I had to chuckle when I read the following on Bloomberg yesterday:
Paddy Power Plc said it was left “red-faced” after paying out early to gamblers who incorrectly bet that Greek voters would back an austerity referendum. Ireland’s biggest bookmaker “paid out five figures” in winnings on July 1, days before Greece rejected further austerity, with a larger-than-forecast 61 percent of the vote for the “no” campaign. – Paddy Power Left ‘Red Faced’ After Early Payout on Greek Vote
The delicious irony of a prediction market making an early payment on an incorrect prediction of a political referendum was simply too wonderful to pass up without comment. So today’s column is on why predictions markets fail, and that contrary to common beliefs, the crowd often has surprisingly little wisdom.

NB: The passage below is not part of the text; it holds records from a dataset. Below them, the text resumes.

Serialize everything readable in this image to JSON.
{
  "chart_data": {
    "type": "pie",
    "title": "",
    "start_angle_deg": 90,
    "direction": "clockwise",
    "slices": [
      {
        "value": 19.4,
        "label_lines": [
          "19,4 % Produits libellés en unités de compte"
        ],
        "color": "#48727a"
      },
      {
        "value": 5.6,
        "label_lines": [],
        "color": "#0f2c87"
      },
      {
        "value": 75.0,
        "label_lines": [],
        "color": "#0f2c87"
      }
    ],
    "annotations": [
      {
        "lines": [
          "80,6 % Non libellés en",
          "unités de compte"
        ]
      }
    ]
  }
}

The “wisdom of crowds” is a colloquial way of describing the market as a complex system. The work on wisdom of crowds shows that when certain conditions are met — diversity, aggregation, and incentives — markets tend to be efficient. Conversely, when one or more of those conditions are violated, markets can and do become inefficient, i.e., price is no longer an unbiased reflection of value. – Michael Mauboussin (emphasis added)
Wisdom, “having the quality of having experience, knowledge, and good judgment,” hardly describes the random, chaotic behavior of markets in general, but especially does not describe prediction or betting markets.
Before we get into the details, a preface: Markets are by definition a crowd.